Computer Associates


In 1980 a company called Sorcim launched their rival product to the best-selling spreadsheet on the market, VisiCalc. VisiCalc only ran on the CP/M operating system, and even then not on all versions. SuperCalc was designed with more flexibility to work on almost any system. With the introduction of the IBM PC it was ported to MS-DOS and Apple II in 1982.

SuperCalc 2 followed in 1983 with a split-screen option where you could view and edit cells on the left side of the screen, and view graphs on the right. It ran on MS-DOS 1.1 as well as CP/M-80 and -86.

In 1985, Sorcim was bought by Computer Associates, at one time the 2nd largest software company in the US and was 2nd behind Microsoft to reach over $1BN of sales. Their background was in IBM mainframe tools and utilities.
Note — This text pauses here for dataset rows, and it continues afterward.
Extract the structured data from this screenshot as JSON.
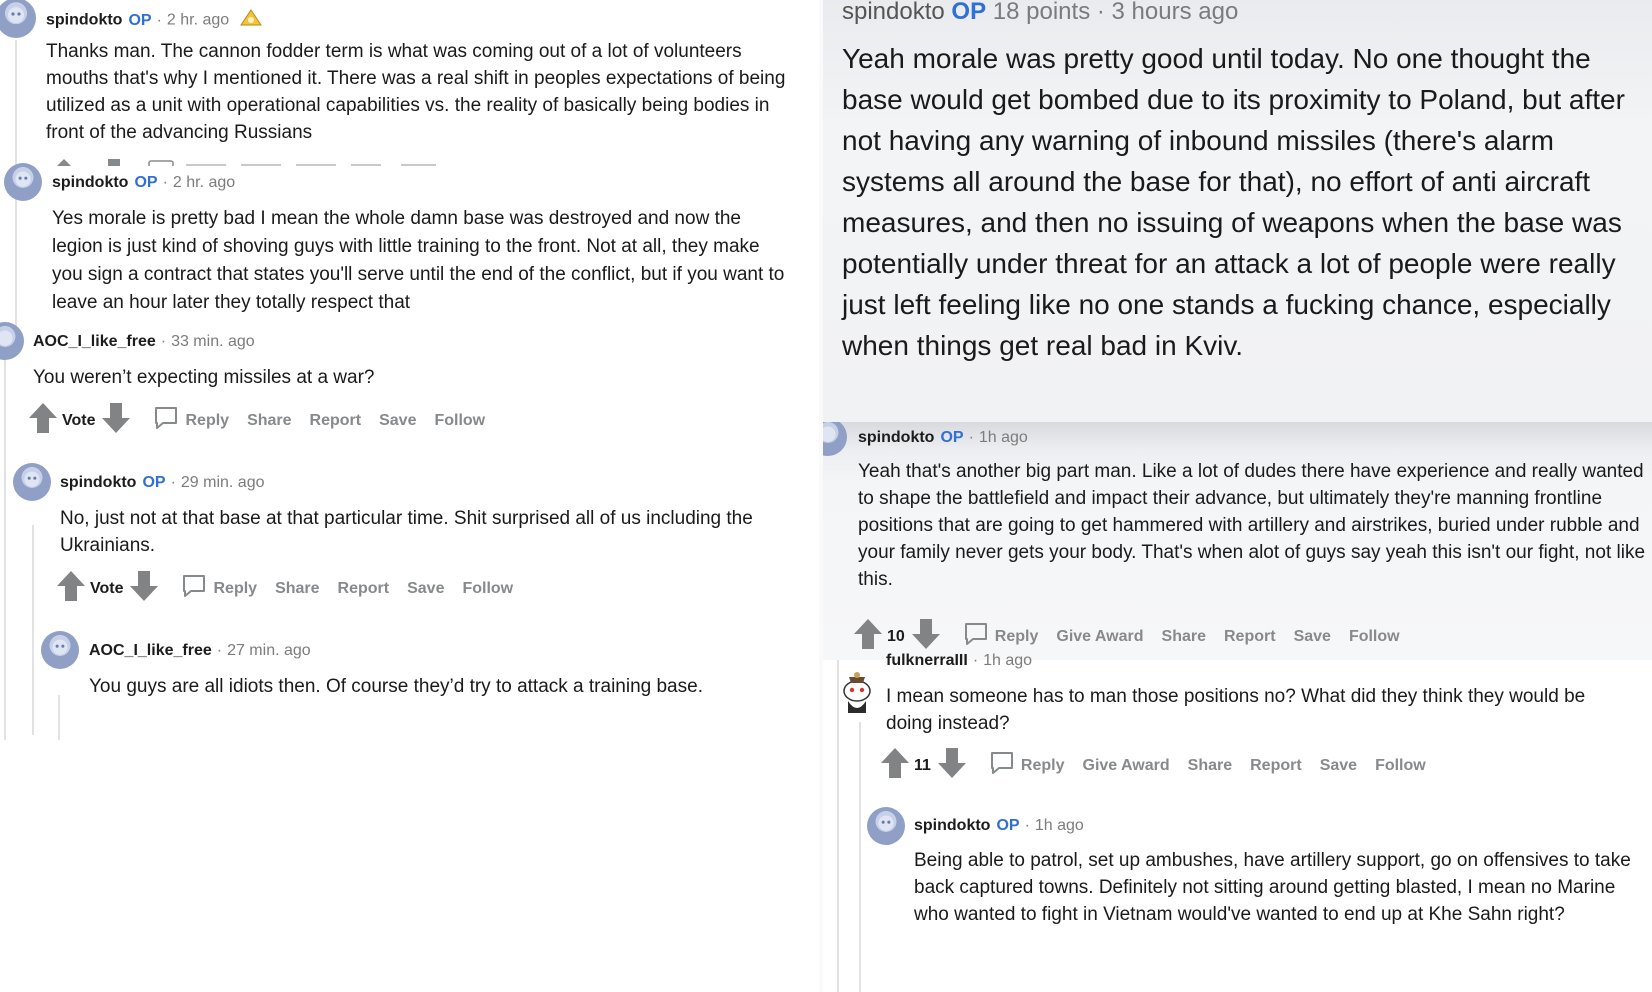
{
  "left_panel": {
    "comments": [
      {
        "username": "spindokto",
        "op_badge": "OP",
        "time": "2 hr. ago",
        "body": "Thanks man. The cannon fodder term is what was coming out of a lot of volunteers mouths that's why I mentioned it. There was a real shift in peoples expectations of being utilized as a unit with operational capabilities vs. the reality of basically being bodies in front of the advancing Russians"
      },
      {
        "username": "spindokto",
        "op_badge": "OP",
        "time": "2 hr. ago",
        "body": "Yes morale is pretty bad I mean the whole damn base was destroyed and now the legion is just kind of shoving guys with little training to the front. Not at all, they make you sign a contract that states you'll serve until the end of the conflict, but if you want to leave an hour later they totally respect that"
      },
      {
        "username": "AOC_I_like_free",
        "time": "33 min. ago",
        "body": "You weren’t expecting missiles at a war?",
        "vote_label": "Vote",
        "actions": [
          "Reply",
          "Share",
          "Report",
          "Save",
          "Follow"
        ]
      },
      {
        "username": "spindokto",
        "op_badge": "OP",
        "time": "29 min. ago",
        "body": "No, just not at that base at that particular time. Shit surprised all of us including the Ukrainians.",
        "vote_label": "Vote",
        "actions": [
          "Reply",
          "Share",
          "Report",
          "Save",
          "Follow"
        ]
      },
      {
        "username": "AOC_I_like_free",
        "time": "27 min. ago",
        "body": "You guys are all idiots then. Of course they’d try to attack a training base."
      }
    ]
  },
  "top_right": {
    "username": "spindokto",
    "op_badge": "OP",
    "points": "18 points",
    "time": "3 hours ago",
    "body": "Yeah morale was pretty good until today. No one thought the base would get bombed due to its proximity to Poland, but after not having any warning of inbound missiles (there's alarm systems all around the base for that), no effort of anti aircraft measures, and then no issuing of weapons when the base was potentially under threat for an attack a lot of people were really just left feeling like no one stands a fucking chance, especially when things get real bad in Kviv."
  },
  "bottom_right": {
    "comments": [
      {
        "username": "spindokto",
        "op_badge": "OP",
        "time": "1h ago",
        "body": "Yeah that's another big part man. Like a lot of dudes there have experience and really wanted to shape the battlefield and impact their advance, but ultimately they're manning frontline positions that are going to get hammered with artillery and airstrikes, buried under rubble and your family never gets your body. That's when alot of guys say yeah this isn't our fight, not like this.",
        "score": "10",
        "actions": [
          "Reply",
          "Give Award",
          "Share",
          "Report",
          "Save",
          "Follow"
        ]
      },
      {
        "username": "fulknerraIII",
        "time": "1h ago",
        "body": "I mean someone has to man those positions no? What did they think they would be doing instead?",
        "score": "11",
        "actions": [
          "Reply",
          "Give Award",
          "Share",
          "Report",
          "Save",
          "Follow"
        ]
      },
      {
        "username": "spindokto",
        "op_badge": "OP",
        "time": "1h ago",
        "body": "Being able to patrol, set up ambushes, have artillery support, go on offensives to take back captured towns. Definitely not sitting around getting blasted, I mean no Marine who wanted to fight in Vietnam would've wanted to end up at Khe Sahn right?"
      }
    ]
  },
  "colors": {
    "op_blue": "#2f6fd6",
    "meta_gray": "#7c7c7c",
    "action_gray": "#878a8c",
    "highlight_bg": "#f1f2f4",
    "avatar_blue": "#8f9fc6"
  },
  "icons": [
    "snoo-avatar-icon",
    "upvote-arrow-icon",
    "downvote-arrow-icon",
    "comment-bubble-icon",
    "award-icon",
    "snoo-costume-avatar-icon"
  ]
}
SuperCalc 3 was released that same year, and CA announced they had over a million users running the software. It was the first version of SuperCalc to make use of the Expanded Memory Specification (EMS) memory as well as EGA graphics.
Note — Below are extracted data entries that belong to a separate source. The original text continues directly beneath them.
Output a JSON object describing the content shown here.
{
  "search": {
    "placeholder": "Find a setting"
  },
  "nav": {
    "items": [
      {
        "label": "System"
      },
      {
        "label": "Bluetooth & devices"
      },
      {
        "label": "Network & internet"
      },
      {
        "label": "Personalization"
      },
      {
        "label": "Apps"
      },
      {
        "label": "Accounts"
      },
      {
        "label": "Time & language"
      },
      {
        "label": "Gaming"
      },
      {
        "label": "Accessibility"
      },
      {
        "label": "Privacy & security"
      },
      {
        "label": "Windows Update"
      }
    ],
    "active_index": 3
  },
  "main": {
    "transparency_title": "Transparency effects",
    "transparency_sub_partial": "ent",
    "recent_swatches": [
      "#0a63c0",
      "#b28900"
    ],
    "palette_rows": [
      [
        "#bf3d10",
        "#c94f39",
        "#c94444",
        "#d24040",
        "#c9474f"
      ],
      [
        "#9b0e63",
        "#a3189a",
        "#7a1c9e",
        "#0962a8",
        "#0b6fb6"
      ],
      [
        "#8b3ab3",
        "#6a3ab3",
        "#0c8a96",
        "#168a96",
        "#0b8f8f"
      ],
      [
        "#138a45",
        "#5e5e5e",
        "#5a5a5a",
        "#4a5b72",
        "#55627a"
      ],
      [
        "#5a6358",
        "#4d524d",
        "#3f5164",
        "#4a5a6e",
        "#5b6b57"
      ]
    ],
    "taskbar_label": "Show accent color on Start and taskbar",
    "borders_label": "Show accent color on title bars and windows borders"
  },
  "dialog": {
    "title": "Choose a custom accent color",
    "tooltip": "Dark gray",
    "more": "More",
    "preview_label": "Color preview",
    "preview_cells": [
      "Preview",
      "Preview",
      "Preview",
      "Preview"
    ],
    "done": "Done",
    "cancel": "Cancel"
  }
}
SuperCalc3 running in EGA mode (left), and graphs in CGA mode (right)

SuperCalc 4 was released in July 1986, and introduced more enhanced graphics capabilities, though compared to its biggest rival as launch, Lotus 1-2-3, the Lotus product had more advanced macros. Over the past few years the two spreadsheet giants were in a continuous struggle with each other to add new functionality, with each one borrowing from the other every new release. In an aggressive move, CA gave SuperCalc 4 no copy protection (something Lotus had in all their software) and offered attractive site-licence plans for businesses. A standalone licensed PC version of SC4 was $495.

SuperCalc4 for DOS

SuperCalc 5 came along in 1989, though by this time Microsoft Excel was moving into the #1 spot for spreadsheet of choice for the PC owner.